Brazil has often been the subject of jokes regarding its potential as an investment destination. However, we believe that Brazil is on an upswing, and its stocks will benefit and possibly outperform the U.S. market. With unemployment below 7%, Brazil presents a favorable environment for growth. Moreover, the country’s vast natural resources, including soybeans, iron ore, coffee, sugar, and oil, contribute significantly to its economic potential. Brazil is quietly becoming an oil superpower, producing over 3.5 million barrels per day with the possibility of reaching 4 million in the near future. Keeping an eye on the iShares MSCI Brazil (EWZ) ETF can provide insights into Brazil’s market performance. Nonetheless, factors such as a strong U.S. dollar, declining oil prices, market saturation, or limited growth may hinder Brazil’s success.
Contrary to the majority of optimistic calls, we anticipate lower or stagnant prices for both oil and gas in 2024. While global oil demand is expected to grow, the economic challenges faced by China could limit the rate of increase.
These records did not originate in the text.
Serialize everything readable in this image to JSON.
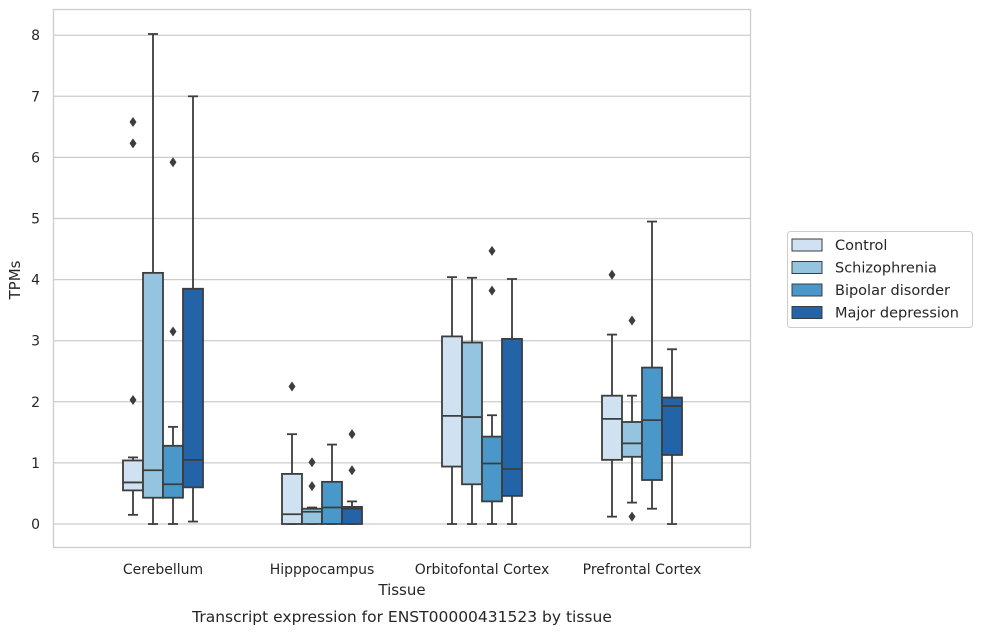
{
  "chart_data": {
    "type": "box",
    "xlabel": "Tissue",
    "ylabel": "TPMs",
    "caption": "Transcript expression for ENST00000431523 by tissue",
    "ylim": [
      -0.4,
      8.45
    ],
    "yticks": [
      0,
      1,
      2,
      3,
      4,
      5,
      6,
      7,
      8
    ],
    "grid": "horizontal",
    "legend_position": "right",
    "categories": [
      "Cerebellum",
      "Hipppocampus",
      "Orbitofontal Cortex",
      "Prefrontal Cortex"
    ],
    "series": [
      {
        "name": "Control",
        "color": "#d0e1f2",
        "boxes": [
          {
            "min": 0.15,
            "q1": 0.55,
            "median": 0.68,
            "q3": 1.04,
            "max": 1.09,
            "outliers": [
              2.03,
              6.23,
              6.58
            ]
          },
          {
            "min": 0.0,
            "q1": 0.0,
            "median": 0.16,
            "q3": 0.82,
            "max": 1.47,
            "outliers": [
              2.25
            ]
          },
          {
            "min": 0.0,
            "q1": 0.94,
            "median": 1.77,
            "q3": 3.07,
            "max": 4.04,
            "outliers": []
          },
          {
            "min": 0.12,
            "q1": 1.05,
            "median": 1.72,
            "q3": 2.1,
            "max": 3.1,
            "outliers": [
              4.08
            ]
          }
        ]
      },
      {
        "name": "Schizophrenia",
        "color": "#94c4df",
        "boxes": [
          {
            "min": 0.0,
            "q1": 0.43,
            "median": 0.88,
            "q3": 4.11,
            "max": 8.02,
            "outliers": []
          },
          {
            "min": 0.0,
            "q1": 0.0,
            "median": 0.2,
            "q3": 0.25,
            "max": 0.27,
            "outliers": [
              0.62,
              1.01
            ]
          },
          {
            "min": 0.0,
            "q1": 0.65,
            "median": 1.75,
            "q3": 2.97,
            "max": 4.03,
            "outliers": []
          },
          {
            "min": 0.35,
            "q1": 1.1,
            "median": 1.32,
            "q3": 1.67,
            "max": 2.1,
            "outliers": [
              0.12,
              3.33
            ]
          }
        ]
      },
      {
        "name": "Bipolar disorder",
        "color": "#4a98c9",
        "boxes": [
          {
            "min": 0.0,
            "q1": 0.43,
            "median": 0.65,
            "q3": 1.28,
            "max": 1.59,
            "outliers": [
              3.15,
              5.92
            ]
          },
          {
            "min": 0.0,
            "q1": 0.0,
            "median": 0.27,
            "q3": 0.69,
            "max": 1.3,
            "outliers": []
          },
          {
            "min": 0.0,
            "q1": 0.37,
            "median": 0.99,
            "q3": 1.43,
            "max": 1.78,
            "outliers": [
              3.82,
              4.47
            ]
          },
          {
            "min": 0.25,
            "q1": 0.72,
            "median": 1.7,
            "q3": 2.56,
            "max": 4.95,
            "outliers": []
          }
        ]
      },
      {
        "name": "Major depression",
        "color": "#2363a8",
        "boxes": [
          {
            "min": 0.04,
            "q1": 0.6,
            "median": 1.05,
            "q3": 3.85,
            "max": 7.0,
            "outliers": []
          },
          {
            "min": 0.0,
            "q1": 0.0,
            "median": 0.25,
            "q3": 0.28,
            "max": 0.37,
            "outliers": [
              0.88,
              1.47
            ]
          },
          {
            "min": 0.0,
            "q1": 0.46,
            "median": 0.9,
            "q3": 3.03,
            "max": 4.01,
            "outliers": []
          },
          {
            "min": 0.0,
            "q1": 1.13,
            "median": 1.93,
            "q3": 2.07,
            "max": 2.86,
            "outliers": []
          }
        ]
      }
    ]
  }
}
Additionally, global oil supplies remain abundant, with Brazil and Guyana emerging as rising stars in oil drilling. Russia continues to dominate global markets despite sanctions, and OPEC has implemented measures to balance production levels. Furthermore, China may embark on a path to boost its local oil production for national security reasons. However, the Middle East situation, production cuts by OPEC+ and Saudi Arabia, or an unexpected surge in global demand could disrupt this prediction.
The year 2023 witnessed the dominance of mega-cap stocks, often referred to as the “Magnificent 7.” While these stocks may continue to perform well, it is essential to explore opportunities beyond them. Several undervalued small-cap stocks offer potential for growth and should not be overlooked. It is hoped that 2024 will be a year of market diversification, where new money finds its way into other areas. However, there is a possibility that investors will continue to focus solely on the “Mag 7” and other high-cap stocks, ignoring valuation concerns. Moreover, any slowdown in the U.S. economy would likely impact smaller-cap stocks more severely.
Predicting the future is an inherently uncertain task, especially in an ever-changing economic landscape. As we approach 2024, it is crucial to critically assess the possibilities that lie ahead. While bankruptcies in renewable energy stocks, Brazil’s rise, and oil price fluctuations dominate the predictions, it is important to remember that unforeseen events can always overturn expectations. The key is to approach these predictions as starting points for insightful discussions and debates rather than definitive investment advice.